12:エンジン 76:アクチュエータ 78:エンジンポンプ 80:電動モータ 82:モータポンプ 84:リザーバ 100:流量制限機構 102:エンジンポンプ吐出流量制御機構〔エンジンポンプ吐出流量制御装置〕 106:モータポンプ電子制御ユニット(MP-ECU)〔モータポンプコントローラ〕 108:モータポンプユニット 110:温度センサ Qe:エンジンポンプ吐出流量 Qm:モータポンプ吐出流量 Qa:必要助勢装置受入流量 Ri,Ri’:アイドリング回転数 T1:第1設定温度 T2:第2設定温度

Claims (8)

  1. 作動液を貯留するリザーバと、
    車両を駆動するエンジンによって駆動され、前記リザーバに貯留されている作動液を汲み上げてそのエンジンの回転数に応じた流量で吐出するエンジンポンプと、
    そのエンジンポンプから吐出される作動液の流量を制限する流量制限機構と、
    電動モータと、
    その電動モータによって駆動され、前記リザーバに貯留されている作動液を汲み上げて吐出するモータポンプと、
    前記電動モータの作動を制御することによって前記モータポンプから吐出される作動液の流量であるモータポンプ吐出流量を制御するモータポンプコントローラと、
    前記モータポンプから吐出される作動液と、前記エンジンポンプから前記流量制限機構を介して吐出される作動液とを受け入れ可能とされ、受け入れた作動液を前記リザーバに戻しつつ、その受け入れた作動液によって要求に応じた転舵力の助勢を行う助勢装置と
    を備えて前記車両に搭載されたステアリングアシストシステムであって、
    当該ステアリングアシストシステムが、
    前記エンジンポンプから当該流量制限機構を介して前記助勢装置に吐出される作動液の流量であるエンジンポンプ吐出流量が、アイドリング回転数での前記エンジンの駆動による前記エンジンポンプの作動において、前記助勢装置によって受け入れられることが必要とされる作動液の流量である必要助勢装置受入流量未満となるように構成され、
    前記モータポンプコントローラが、
    前記モータポンプ吐出流量を、前記エンジンポンプ吐出流量によっては前記必要助勢装置受入流量を賄い切れない作動液の不足流量を当該モータポンプ吐出流量によって補うべく制御するように構成され
    作動液の温度が設定温度以上となる状況下において、
    前記モータポンプコントローラが、前記モータポンプからの作動液の吐出を禁止するように構成され、かつ、当該ステアリングアシストシステムが、前記エンジンのアイドリング回転数を高くするように構成されたステアリングアシストシステム。
  2. 当該ステアリングアシストシステムが、
    前記状況下において、前記エンジンのアイドリング回転数を、当該アイドリング回転数での前記エンジンポンプの作動における前記エンジンポンプ吐出流量によって前記必要助勢装置受入流量を賄える程度まで高くするように構成された請求項1に記載の車両用ステアリングシステム。

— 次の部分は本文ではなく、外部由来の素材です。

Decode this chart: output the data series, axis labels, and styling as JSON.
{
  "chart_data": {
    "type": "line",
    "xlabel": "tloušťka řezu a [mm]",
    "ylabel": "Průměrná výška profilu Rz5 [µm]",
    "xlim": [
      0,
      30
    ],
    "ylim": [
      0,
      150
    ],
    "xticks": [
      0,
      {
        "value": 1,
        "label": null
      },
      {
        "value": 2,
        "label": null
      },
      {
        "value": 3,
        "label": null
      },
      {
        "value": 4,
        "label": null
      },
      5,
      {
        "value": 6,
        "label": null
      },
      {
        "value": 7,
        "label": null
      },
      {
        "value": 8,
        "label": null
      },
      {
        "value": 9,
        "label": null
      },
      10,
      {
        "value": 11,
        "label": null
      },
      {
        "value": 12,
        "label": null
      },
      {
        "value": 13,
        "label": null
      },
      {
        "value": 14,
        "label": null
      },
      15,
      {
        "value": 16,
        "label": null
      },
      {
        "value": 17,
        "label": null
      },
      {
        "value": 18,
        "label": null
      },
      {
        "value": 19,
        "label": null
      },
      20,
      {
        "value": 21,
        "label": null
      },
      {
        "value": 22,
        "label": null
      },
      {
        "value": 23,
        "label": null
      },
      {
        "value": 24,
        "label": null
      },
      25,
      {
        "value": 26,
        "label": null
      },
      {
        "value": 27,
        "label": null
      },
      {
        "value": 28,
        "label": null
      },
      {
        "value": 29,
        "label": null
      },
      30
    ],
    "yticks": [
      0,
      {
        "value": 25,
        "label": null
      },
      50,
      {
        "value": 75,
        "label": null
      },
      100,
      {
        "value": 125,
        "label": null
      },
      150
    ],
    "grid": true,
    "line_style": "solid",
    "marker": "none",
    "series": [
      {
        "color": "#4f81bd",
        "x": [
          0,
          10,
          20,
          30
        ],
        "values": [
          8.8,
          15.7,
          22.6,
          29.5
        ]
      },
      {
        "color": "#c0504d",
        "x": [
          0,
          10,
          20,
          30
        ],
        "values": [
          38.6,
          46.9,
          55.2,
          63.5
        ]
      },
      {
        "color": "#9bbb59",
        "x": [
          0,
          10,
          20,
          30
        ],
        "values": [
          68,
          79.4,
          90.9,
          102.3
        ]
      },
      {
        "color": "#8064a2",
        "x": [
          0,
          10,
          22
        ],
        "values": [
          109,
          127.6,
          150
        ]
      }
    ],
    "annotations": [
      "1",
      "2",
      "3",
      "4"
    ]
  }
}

  3. 当該車両用ステアリングアシストシステムが、
    前記設定温度を第1設定温度とした場合において、作動液の温度が前記第1設定温度よりもマージンを設けて低く設定された第2設定温度未満にまで低下したときに、禁止した前記モータポンプからの作動液の吐出を許容するように構成された請求項1または請求項2に記載のステアリングアシストシステム。
  4. 前記車両が、前記エンジンと駆動モータとの両方によって駆動されることが可能なハイブリッド車両であり、かつ、前記駆動モータだけによって当該車両を駆動可能とされており、
    当該ステアリングアシストシステムが、
    前記状況下において、前記駆動モータだけによって当該車両を駆動することを禁止する
    ように構成された請求項1ないし請求項3のいずれか1つに記載のステアリングシステム。
  5. 前記電動モータと前記モータポンプと前記モータポンプコントローラとが、ユニット化されて前記車両に搭載された請求項1ないし請求項4のいずれか1つに記載のステアリングシステム。
  6. 前記車両が、前記エンジンと駆動モータとの両方によって当該車両を駆動可能なハイブリッド車両であり、かつ、前記駆動モータだけによって駆動可能とされており、
    前記モータポンプコントローラが、
    前記車両が前記駆動モータだけによって駆動されているときに、前記必要助勢装置受入流量の作動液を前記助勢装置に受け入れさせるべく、前記モータポンプ吐出流量を制御するように構成された請求項1ないし請求項5のいずれか1つに記載のステアリングアシストシステム。
  7. 当該ステアリングアシストシステムが、
    前記エンジンポンプと前記助勢装置との間において前記流量制限機構と直列的に設けられ、若しくは、前記流量制限機構としても機能し、前記エンジンポンプ吐出流量を電子的に制御するエンジンポンプ吐出流量制御装置を備えた請求項1ないし請求項6のいずれか1つに記載のステアリングアシストシステム。
  8. 前記エンジンポンプ吐出流量制御装置が、前記エンジンの回転数が前記アイドリング回転数以上となる領域の全域に亘って、前記エンジンポンプ吐出流量を前記必要助勢装置受入流量未満となるように制御するように構成された請求項7に記載のステアリングアシストシステム。